The school offers Advanced Placement classes in history (United States, World, United States Government), science (Biology, Chemistry, Physics), English (literature), foreign languages (French, Latin Virgil, Latin Language, Spanish), math (Calculus AB and BC), and the arts (Art History, Art Studio and Music Theory).
All freshmen are required to pass first aid, nutrition and project adventure. All students must pass American Government, Foundations, World History, United States History, Biology, Chemistry, and Physics to graduate. Otherwise, requirements are based on a credit system, where a semester class is .5 credit and a year class is one credit. Participation in athletics is also a graduation requirement.
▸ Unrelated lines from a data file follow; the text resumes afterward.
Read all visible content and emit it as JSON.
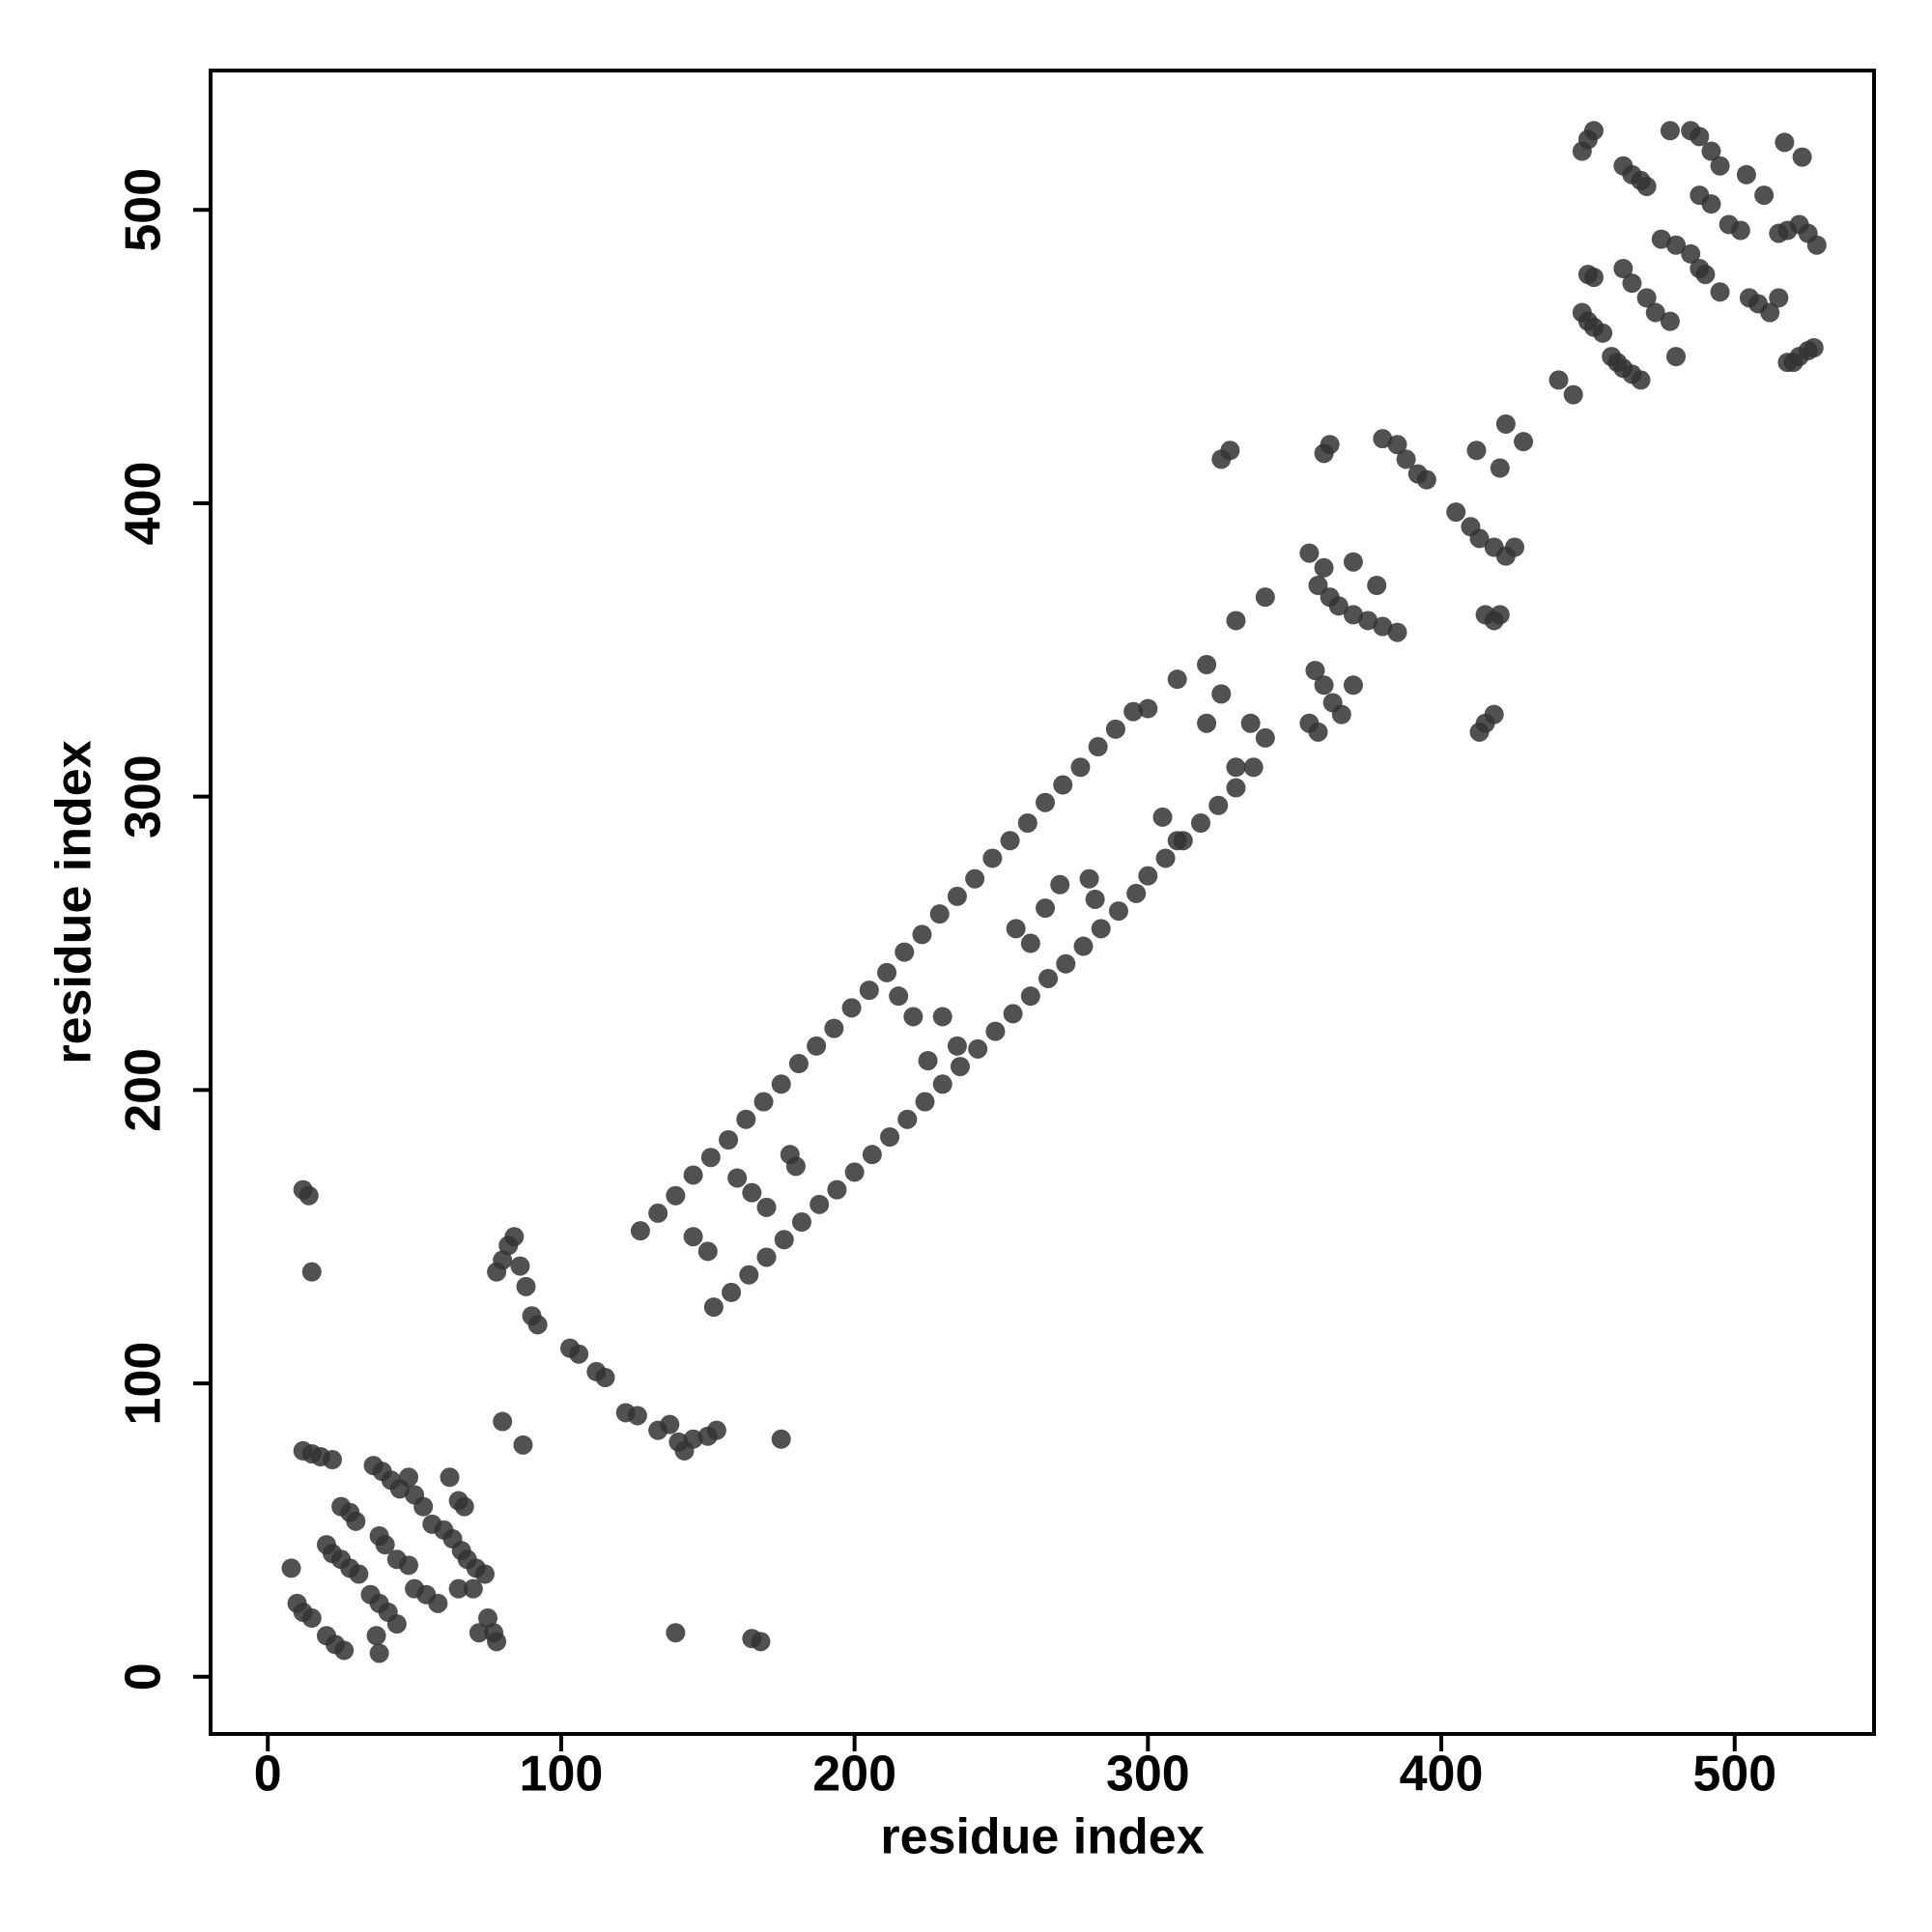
{
  "chart_data": {
    "type": "scatter",
    "x_label": "residue index",
    "y_label": "residue index",
    "color": "#333333",
    "xlim": [
      -19.5,
      547.5
    ],
    "ylim": [
      -19.5,
      547.5
    ],
    "xticks": [
      0,
      100,
      200,
      300,
      400,
      500
    ],
    "yticks": [
      0,
      100,
      200,
      300,
      400,
      500
    ],
    "x": [
      10,
      12,
      15,
      20,
      23,
      26,
      12,
      15,
      18,
      22,
      22,
      25,
      28,
      31,
      25,
      28,
      30,
      35,
      38,
      41,
      44,
      36,
      39,
      42,
      45,
      48,
      50,
      53,
      56,
      60,
      63,
      66,
      68,
      71,
      74,
      38,
      40,
      44,
      48,
      50,
      54,
      58,
      62,
      65,
      67,
      75,
      77,
      78,
      72,
      8,
      20,
      38,
      37,
      65,
      70,
      12,
      14,
      15,
      80,
      87,
      139,
      165,
      168,
      175,
      78,
      80,
      82,
      84,
      86,
      88,
      90,
      92,
      103,
      106,
      112,
      115,
      122,
      126,
      133,
      137,
      140,
      142,
      145,
      150,
      153,
      127,
      133,
      139,
      145,
      151,
      157,
      163,
      169,
      175,
      181,
      187,
      193,
      199,
      205,
      211,
      217,
      223,
      229,
      235,
      241,
      247,
      253,
      259,
      265,
      271,
      277,
      283,
      289,
      295,
      300,
      310,
      320,
      330,
      340,
      152,
      158,
      164,
      170,
      176,
      182,
      188,
      194,
      200,
      206,
      212,
      218,
      224,
      230,
      236,
      242,
      248,
      254,
      260,
      266,
      272,
      278,
      284,
      290,
      296,
      300,
      306,
      312,
      318,
      324,
      330,
      336,
      340,
      145,
      150,
      160,
      165,
      170,
      178,
      180,
      215,
      220,
      225,
      230,
      235,
      255,
      260,
      265,
      270,
      280,
      282,
      305,
      310,
      320,
      325,
      330,
      335,
      355,
      360,
      358,
      362,
      365,
      370,
      375,
      380,
      385,
      357,
      360,
      363,
      366,
      370,
      355,
      358,
      360,
      362,
      380,
      385,
      388,
      392,
      395,
      325,
      328,
      370,
      378,
      405,
      410,
      413,
      418,
      422,
      425,
      420,
      412,
      422,
      428,
      415,
      420,
      418,
      415,
      418,
      413,
      440,
      445,
      448,
      450,
      452,
      455,
      458,
      460,
      462,
      465,
      468,
      450,
      452,
      448,
      450,
      452,
      462,
      465,
      468,
      470,
      462,
      465,
      470,
      473,
      478,
      475,
      480,
      485,
      488,
      490,
      478,
      485,
      488,
      492,
      495,
      488,
      492,
      498,
      502,
      505,
      508,
      512,
      515,
      518,
      522,
      525,
      528,
      518,
      520,
      522,
      525,
      527,
      515,
      504,
      510,
      517,
      523,
      480,
      495
    ],
    "y": [
      25,
      22,
      20,
      14,
      11,
      9,
      77,
      76,
      75,
      74,
      42,
      40,
      37,
      35,
      58,
      56,
      53,
      28,
      25,
      22,
      18,
      72,
      70,
      67,
      64,
      68,
      62,
      58,
      52,
      50,
      47,
      43,
      40,
      37,
      35,
      48,
      45,
      40,
      38,
      30,
      28,
      25,
      68,
      60,
      58,
      20,
      15,
      12,
      15,
      37,
      45,
      8,
      14,
      30,
      30,
      166,
      164,
      138,
      87,
      79,
      15,
      13,
      12,
      81,
      138,
      142,
      147,
      150,
      140,
      133,
      123,
      120,
      112,
      110,
      104,
      102,
      90,
      89,
      84,
      86,
      80,
      77,
      81,
      82,
      84,
      152,
      158,
      164,
      171,
      177,
      183,
      190,
      196,
      202,
      209,
      215,
      221,
      228,
      234,
      240,
      247,
      253,
      260,
      266,
      272,
      279,
      285,
      291,
      298,
      304,
      310,
      317,
      323,
      329,
      330,
      340,
      345,
      360,
      368,
      126,
      131,
      137,
      143,
      149,
      155,
      161,
      166,
      172,
      178,
      184,
      190,
      196,
      202,
      208,
      214,
      220,
      226,
      232,
      238,
      243,
      249,
      255,
      261,
      267,
      273,
      279,
      285,
      291,
      297,
      303,
      310,
      320,
      150,
      145,
      170,
      165,
      160,
      178,
      174,
      232,
      225,
      210,
      225,
      215,
      255,
      250,
      262,
      270,
      272,
      265,
      293,
      285,
      325,
      335,
      310,
      325,
      383,
      378,
      372,
      368,
      365,
      362,
      360,
      358,
      356,
      343,
      338,
      332,
      328,
      338,
      325,
      322,
      417,
      420,
      422,
      420,
      415,
      410,
      408,
      415,
      418,
      380,
      372,
      397,
      392,
      388,
      385,
      382,
      385,
      412,
      418,
      427,
      421,
      362,
      362,
      360,
      325,
      328,
      322,
      442,
      437,
      465,
      462,
      460,
      458,
      450,
      448,
      446,
      444,
      442,
      478,
      477,
      520,
      524,
      527,
      515,
      512,
      510,
      508,
      480,
      475,
      470,
      465,
      462,
      490,
      488,
      485,
      480,
      478,
      527,
      527,
      525,
      520,
      515,
      505,
      502,
      495,
      493,
      470,
      468,
      465,
      492,
      493,
      495,
      492,
      488,
      448,
      448,
      450,
      452,
      453,
      470,
      512,
      505,
      523,
      518,
      450,
      472
    ]
  }
}
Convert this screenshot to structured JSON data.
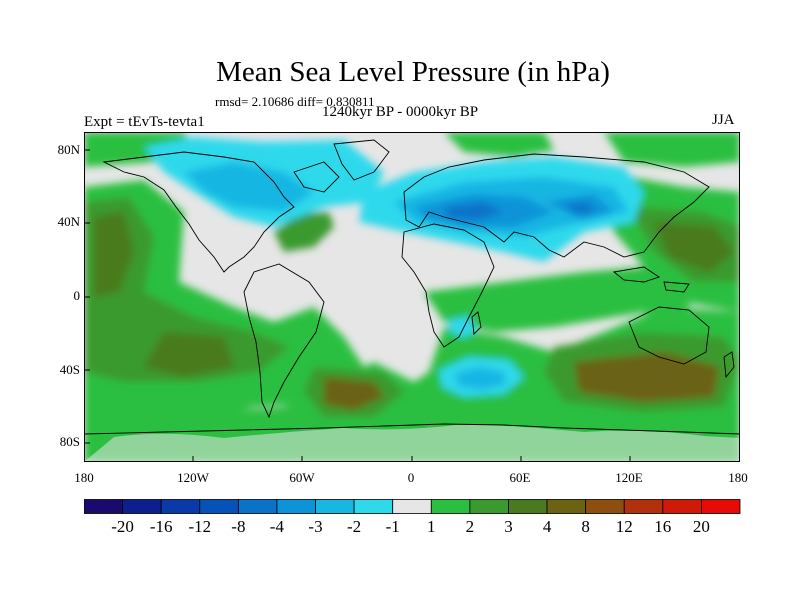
{
  "title": "Mean Sea Level Pressure (in hPa)",
  "stats": "rmsd= 2.10686 diff= 0.830811",
  "period": "1240kyr BP - 0000kyr BP",
  "experiment": "Expt = tEvTs-tevta1",
  "season": "JJA",
  "lat_labels": [
    "80N",
    "40N",
    "0",
    "40S",
    "80S"
  ],
  "lon_labels": [
    "180",
    "120W",
    "60W",
    "0",
    "60E",
    "120E",
    "180"
  ],
  "colorbar": {
    "labels": [
      "-20",
      "-16",
      "-12",
      "-8",
      "-4",
      "-3",
      "-2",
      "-1",
      "1",
      "2",
      "3",
      "4",
      "8",
      "12",
      "16",
      "20"
    ],
    "colors": [
      "#1a0a6e",
      "#0c1f8f",
      "#0a39a8",
      "#0653b8",
      "#0a72c8",
      "#0d94d8",
      "#19b6e3",
      "#2fd9ec",
      "#e6e6e6",
      "#2bbf3f",
      "#3b9a2e",
      "#4a7a1f",
      "#6b6212",
      "#8f4d0f",
      "#b2300b",
      "#cf1a08",
      "#e80a04"
    ]
  },
  "map_colors": {
    "neutral": "#e6e6e6",
    "pos1": "#2bbf3f",
    "pos2": "#3b9a2e",
    "pos3": "#4a7a1f",
    "pos4": "#6b6212",
    "neg1": "#2fd9ec",
    "neg2": "#19b6e3",
    "neg3": "#0d94d8",
    "neg4": "#0a72c8"
  }
}
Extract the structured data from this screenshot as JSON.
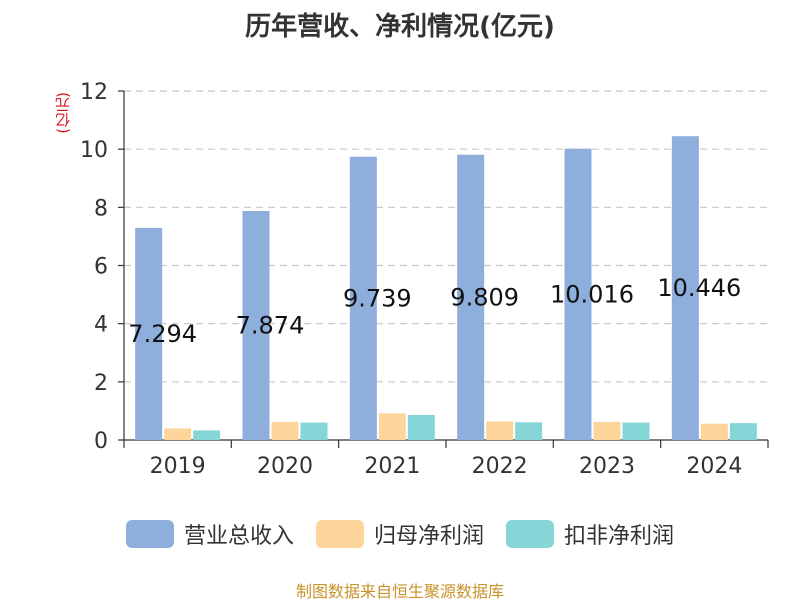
{
  "chart_data": {
    "type": "bar",
    "title": "历年营收、净利情况(亿元)",
    "ylabel": "(亿元)",
    "categories": [
      "2019",
      "2020",
      "2021",
      "2022",
      "2023",
      "2024"
    ],
    "ylim": [
      0,
      12
    ],
    "yticks": [
      0,
      2,
      4,
      6,
      8,
      10,
      12
    ],
    "grid": true,
    "legend_position": "bottom",
    "series": [
      {
        "name": "营业总收入",
        "color": "#8eaedc",
        "values": [
          7.294,
          7.874,
          9.739,
          9.809,
          10.016,
          10.446
        ],
        "labels": [
          "7.294",
          "7.874",
          "9.739",
          "9.809",
          "10.016",
          "10.446"
        ]
      },
      {
        "name": "归母净利润",
        "color": "#fdd59a",
        "values": [
          0.4,
          0.62,
          0.92,
          0.64,
          0.62,
          0.56
        ]
      },
      {
        "name": "扣非净利润",
        "color": "#86d6d8",
        "values": [
          0.33,
          0.6,
          0.86,
          0.61,
          0.6,
          0.58
        ]
      }
    ]
  },
  "source": "制图数据来自恒生聚源数据库"
}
Requirements for graduation include: 4 credits of English, 3 credits of Math, 3 or 4 credits of foreign language (three in one language or four in two different languages), 3 credits of history or social sciences (including Am. Government, Foundations, World History and United States History), 3 credits of science (including biology, chemistry, and physics), and 1.5 credits in two different disciplines of art (disciplines include art, art history, music and drama).
Many students choose to supplement their curriculum with honors or AP classes. The school's above average score history with the Advanced Placement tests could be considered an indicator of the difficult curriculum, or the intelligence of the student body, which mostly consists of middle to upper class children.